Le texte d'Ézéchiel, mentionné ci-plus haut, est assez évocateur de l'horrible guerre dont a souffert et souffre encore, à ce jour, la Syrie. Les conflits armés traînent derrière eux un cortège de misères que décrit bien le prophète. L'épée (le conflit armé) pousse à des exactions envers les civils, et certains militaires se conduisent parfois comme des "bêtes sauvages". La cessation des activités agricoles (les champs deviennent "de batailles") provoque rapidement privations et famines. La précarité, l'insalubrité de lieux d'habitations en ruines provoquent maladies et épidémies. La mort frappe aveuglément, sans distinction d'âge, de sexe, d'uniforme ou de croyances. Les populations civiles, prises en otages par ces conflits qui les dépassent, pourraient faire leurs ces paroles de Job : "Ainsi, j'ai pour partage des mois de douleur, j'ai pour mon lot des nuits de souffrance" (Job 7:3). A l'évocation de ces événements, on ne peut s'empêcher de penser à ce texte du livre de l'Apocalypse : "Je regardai, et voici parut un cheval blanc… et il sortit un autre cheval, roux. Celui qui le montait reçut le pouvoir d'enlever la paix de la terre, afin que les hommes s'égorgeassent les uns les autres, et une grande épée lui fut donnée… et voici, parut un cheval noir… et voici, parut un cheval d'une couleur pâle (verdâtre). Celui qui le montait se nommait la mort, et le séjour des morts l'accompagnait. Le pouvoir leur fut donné sur le quart de la terre, pour faire périr les hommes par l'épée, par la famine, par la mortalité et par les bêtes sauvages de la terre" (Apocalypse 6:1 à 8). Le fléau de la guerre frappe les peuples.
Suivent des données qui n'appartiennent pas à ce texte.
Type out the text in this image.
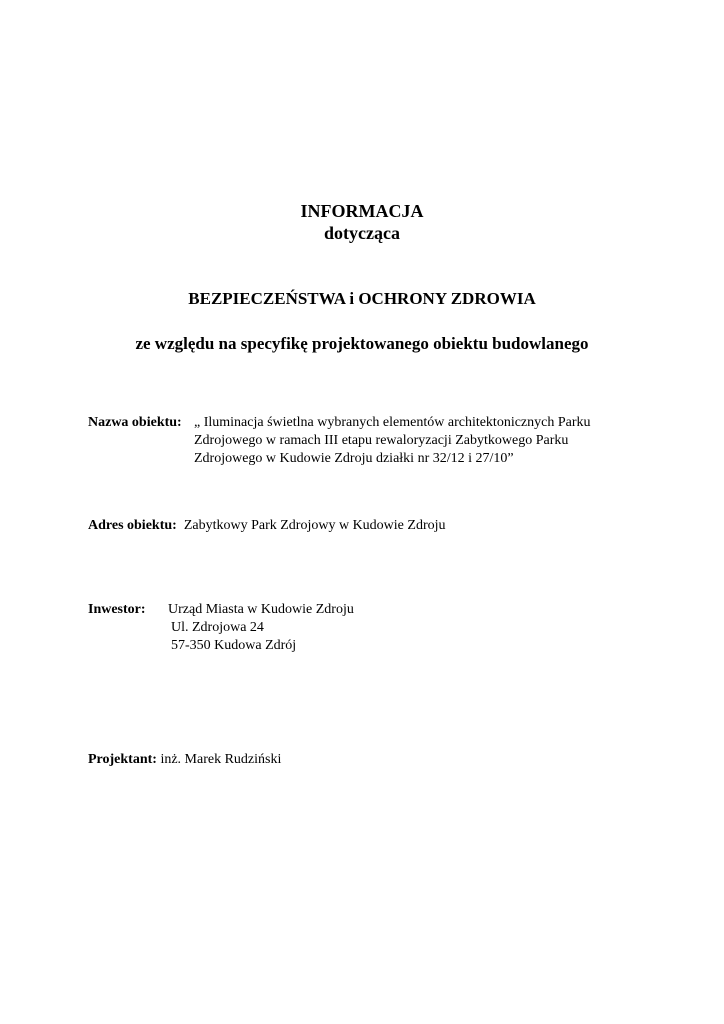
INFORMACJA
dotycząca
BEZPIECZEŃSTWA i OCHRONY ZDROWIA
ze względu na specyfikę projektowanego obiektu budowlanego
Nazwa obiektu: „ Iluminacja świetlna wybranych elementów architektonicznych Parku
Zdrojowego w ramach III etapu rewaloryzacji Zabytkowego Parku
Zdrojowego w Kudowie Zdroju działki nr 32/12 i 27/10”
Adres obiektu: Zabytkowy Park Zdrojowy w Kudowie Zdroju
Inwestor: Urząd Miasta w Kudowie Zdroju
Ul. Zdrojowa 24
57-350 Kudowa Zdrój
Projektant: inż. Marek Rudziński
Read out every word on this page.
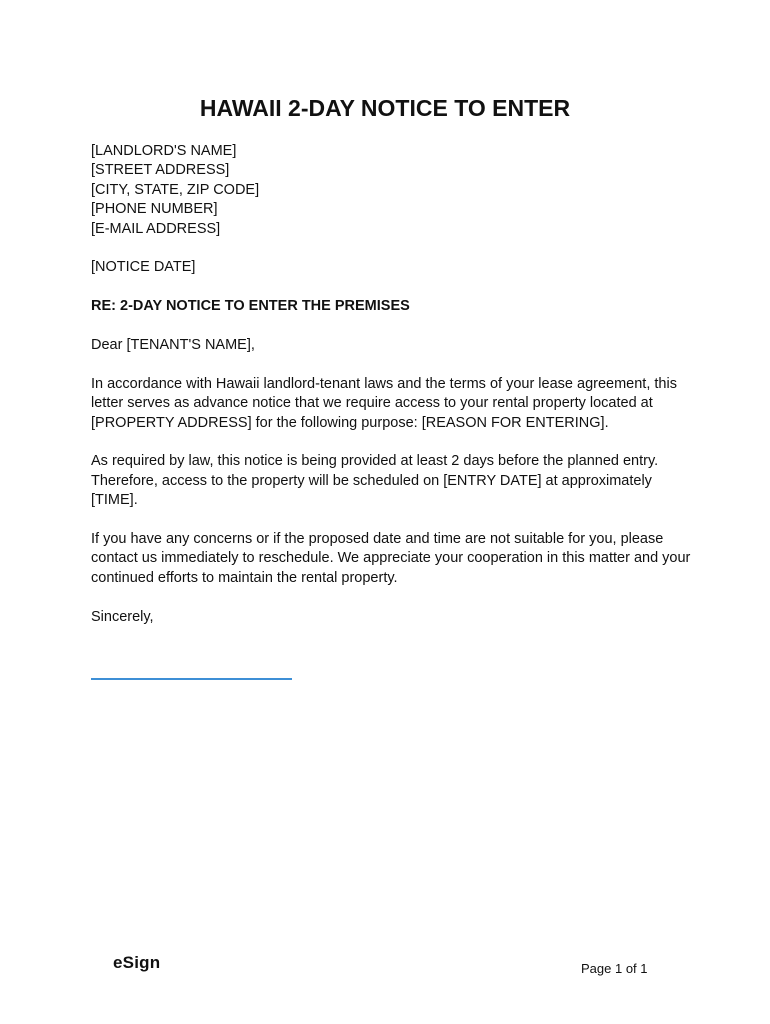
HAWAII 2-DAY NOTICE TO ENTER
[LANDLORD'S NAME]
[STREET ADDRESS]
[CITY, STATE, ZIP CODE]
[PHONE NUMBER]
[E-MAIL ADDRESS]

[NOTICE DATE]

RE: 2-DAY NOTICE TO ENTER THE PREMISES

Dear [TENANT'S NAME],

In accordance with Hawaii landlord-tenant laws and the terms of your lease agreement, this letter serves as advance notice that we require access to your rental property located at [PROPERTY ADDRESS] for the following purpose: [REASON FOR ENTERING].

As required by law, this notice is being provided at least 2 days before the planned entry. Therefore, access to the property will be scheduled on [ENTRY DATE] at approximately [TIME].

If you have any concerns or if the proposed date and time are not suitable for you, please contact us immediately to reschedule. We appreciate your cooperation in this matter and your continued efforts to maintain the rental property.

Sincerely,

eSign	Page 1 of 1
L'ennemi est aux portes de la ville. Bien des drapeaux de diverses nations ont pour couleurs le vert, le noir, le blanc et le rouge. Plusieurs de ces nations seront représentées à ce Congrès auquel doit assister "l'homme au complet bleu". Il porte, à la boutonnière de son veston, un petit badge dont la couleur est assortie à celle de son costume. Douze petites étoiles y figurent. 

Les fils de l'ennemi  

"Il y avait dans le pays d'Uts un homme qui s'appelait Job". Ce nom, "Job", signifie "un ennemi, quelqu'un pour qui on éprouve de la haine"Ce mot vient de "ayab" qui signifie "être ennemi, être hostile, se conduire en adversaire"Job est victime d'une machination ourdie contre lui par "l'ennemi de nos âmes", le Satan. Ainsi, il est écrit : "Les fils de Dieu vinrent un jour se présenter devant l'Eternel et Satan vint aussi au milieu d'eux" (Job 1:6). Le mot "satan" (prononcer "shatane") signifie "adversaire, ennemi, celui qui résiste, qui s'oppose"Job porte, dans sa propre identité, la nature même du conflit. Malgré qu'il soit un homme juste et intègre, il est comme un paratonnerre planté dans un champ un soir d'orage (Job 1:16). Issu d'un peuple guerrier, rompu aux techniques de combat depuis la nuit des temps, le pays d'Uts ne compte pas que des alliés. "Voici, des fils sont un héritage de l'Eternel, le fruit des entrailles est une récompense. Comme les flèches dans la main d'un guerrier, ainsi sont les fils de la jeunesse. Heureux l'homme qui en a rempli son carquois. Ils ne seront pas confus quand ils parleront avec des ennemis (oyeb) à la porte de la ville" (Psaume 127:3 à 5). "Oyeb" est un Participe de "ayab" l'ennemi". La difficulté d'une telle situation est qu'un conflit qui implique les "fils" dans les combats des "pères" est susceptible de créer un conflit pouvant perdurer durant plusieurs générations. Le récit, après nous avoir présenté le personnage principal, nous conte une suite de razzias (fort fréquentes à cette époque) d'adversaires sabéens et chaldéens (arabes et babyloniens). Ceux-ci vont s'emparer des biens et du cheptel de Job. Par la plus horrible des circonstances, un malheureux accident va provoquer la disparition de ses enfants alors que ceux-ci s'étaient réunis tous ensemble. Épreuve trop lourde pour la femme de Job qui en verra sa foi ébranlée et qui, devant la souffrance de son mari, l'incite à se laisser mourir (Job 2:9). La perte d'un enfant est une chose atroce. Ils sont souvent les victimes innocentes de ces conflits armés qui déchirent les famille et détruisent les peuples. Face à cet horrible drame, il est dit que "Job ne pécha point et n'attribua rien d'injuste à Dieu" (Job 1:22).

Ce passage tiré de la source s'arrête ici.